Yasmine, a Lebanese stall at Union Market, has cracked the code for good fun: kebabs and cocktails. The smell from the grill at this Lebanese shop wafts through the air at food hall so much so that you can’t help but follow the scent. Once there, you’ll find a fast-casual restaurant behind a wooden bar occupied by businessmen still in their suits and couples grabbing a quick bite. The shish taouk is superb. The simple but classic wrap is made with charred chicken, french fries, pickles, and garlic. It’s the perfect sandwich on the go and something you’ll find yourself unconsciously craving days later. Pair it with the apricot sour which flawlessly balances savory and sweet for a flawless meal.

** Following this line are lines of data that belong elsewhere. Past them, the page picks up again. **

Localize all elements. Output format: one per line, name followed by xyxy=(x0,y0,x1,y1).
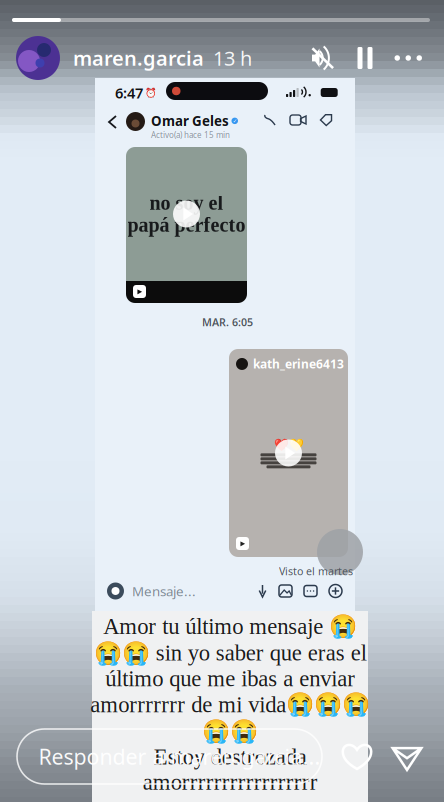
staticText: Amor tu último mensaje 😭 😭😭 sin yo saber… xyxy=(90,613,370,795)
button[interactable]: Pause xyxy=(346,47,384,69)
staticText: papá perfecto xyxy=(128,214,246,236)
staticText: kath_erine6413 xyxy=(253,356,344,372)
staticText: 6:47 xyxy=(115,83,143,102)
staticText: ❤️💛 xyxy=(274,438,304,451)
staticText: Visto el martes xyxy=(279,564,353,578)
button[interactable]: More options xyxy=(384,55,433,61)
staticText: MAR. 6:05 xyxy=(202,315,253,329)
button[interactable]: More xyxy=(323,584,342,598)
staticText: Omar Geles xyxy=(151,112,229,130)
staticText: ✓ xyxy=(233,118,237,124)
staticText: ⏰ xyxy=(145,87,157,98)
button[interactable]: Sticker xyxy=(298,586,323,596)
button[interactable]: Voice message xyxy=(252,585,273,597)
button[interactable]: Like xyxy=(342,744,372,770)
staticText: Activo(a) hace 15 min xyxy=(151,130,230,140)
button[interactable]: Back xyxy=(109,116,116,128)
button[interactable]: maren.garcia xyxy=(16,36,252,80)
staticText: maren.garcia xyxy=(73,45,204,71)
button[interactable]: Video call xyxy=(290,115,306,125)
button[interactable]: Mute xyxy=(298,45,346,71)
button[interactable]: Share xyxy=(392,742,422,770)
button[interactable]: Photo xyxy=(273,585,298,597)
button[interactable]: Call xyxy=(264,114,276,126)
staticText: Mensaje... xyxy=(132,582,196,600)
button[interactable]: Tag xyxy=(320,114,332,126)
staticText: Responder a maren.garcia... xyxy=(38,742,320,771)
staticText: 13 h xyxy=(213,45,252,71)
button[interactable]: Responder a maren.garcia... xyxy=(17,729,322,784)
staticText: no soy el xyxy=(150,192,224,214)
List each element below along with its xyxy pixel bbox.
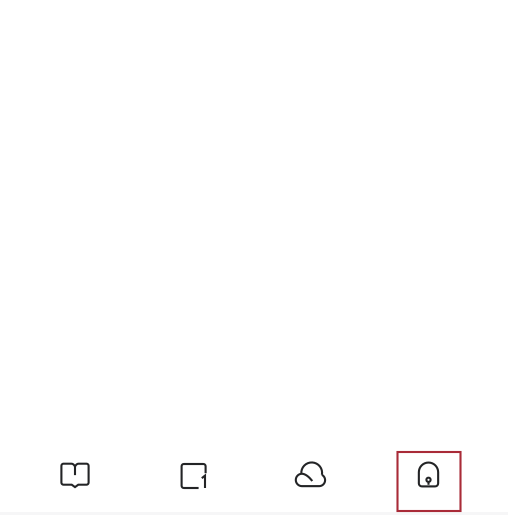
button[interactable]: Cloud [252,447,370,503]
button[interactable]: Tabs [134,447,252,503]
button[interactable]: Bookmarks [16,447,134,503]
button[interactable]: Private [370,447,488,503]
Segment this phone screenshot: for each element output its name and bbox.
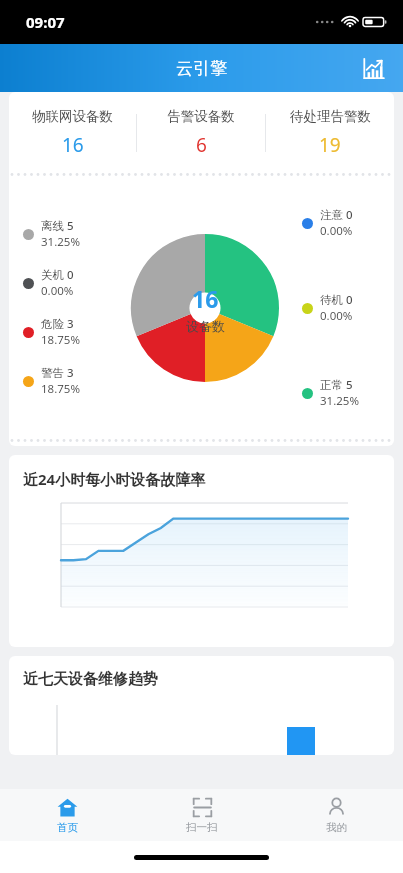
button[interactable]: 告警设备数 [137,92,265,173]
staticText: 0.00% [41,283,74,299]
button[interactable]: 我的 [269,789,403,841]
staticText: 6 [196,132,207,158]
staticText: 0.00% [320,223,353,239]
staticText: 正常 5 [320,377,353,393]
staticText: 扫一扫 [186,821,218,834]
button[interactable]: 物联网设备数 [9,92,136,173]
staticText: 09:07 [26,12,65,32]
staticText: 注意 0 [320,207,353,223]
staticText: 警告 3 [41,365,74,381]
staticText: 31.25% [41,234,80,250]
button[interactable]: 扫一扫 [135,789,269,841]
staticText: 近七天设备维修趋势 [23,670,158,689]
staticText: 首页 [57,821,78,834]
staticText: 待处理告警数 [290,108,371,125]
staticText: 0.00% [320,308,353,324]
button[interactable]: 首页 [0,789,135,841]
staticText: 我的 [326,821,347,834]
staticText: 云引擎 [176,58,227,79]
staticText: 关机 0 [41,267,74,283]
button[interactable]: 统计报表 [353,48,393,88]
staticText: 设备数 [186,318,225,334]
staticText: 18.75% [41,381,80,397]
staticText: 离线 5 [41,218,74,234]
staticText: 16 [192,283,219,314]
button[interactable]: 待处理告警数 [266,92,394,173]
staticText: 近24小时每小时设备故障率 [23,469,206,489]
staticText: 待机 0 [320,292,353,308]
staticText: 危险 3 [41,316,74,332]
staticText: 16 [62,132,84,158]
staticText: 18.75% [41,332,80,348]
staticText: 31.25% [320,393,359,409]
staticText: 物联网设备数 [32,108,113,125]
staticText: 告警设备数 [167,108,235,125]
staticText: 19 [319,132,341,158]
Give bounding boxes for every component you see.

George’s sells some of the best shawarma in DC, which explains why there’s always a line to the door. Thankfully, the service here is fast and the Georgetown spot is larger than it looks. Grab your meal at the downstairs counter, then head up the narrow staircase to find the seating area if you’re too impatient to take your food to go. The lamb and chicken shawarma platters, served on a heap of rice alongside fresh pickled radishes, cucumbers, and tomatoes, are worth every penny (in this case, $15).
This Turkish restaurant in Mt. Vernon Triangle is the Mediterranean brunch spot. Everything is bottomless for two hours, from the small plates to the beverages, for $45. Grab a seat in the sunshine near the floor-to-ceiling windows and order mimosas for the table—our favorites, because they’re light on the juice and heavy on the sparkling wine. The bottomless drinks here also include bloody marys and tea, a great option for anyone not drinking alcohol. It can get pretty packed here, so we recommend booking a reservation ahead of time. There’s a two-hour time limit, but they usually don’t press you about it.
This fast-casual restaurant in Dupont Circle serves some of the best Greek food in the city and although most customers take their food to go, the dining room at Souvlaki is incredibly charming. There are wooden benches and tables, framed photos of villas in Greece, and an outdoor patio for days when it gets warm and all you want to do is cradle a pita wrap and fries (just us?). Their baklava—super sweet and flaky—is the best of the best.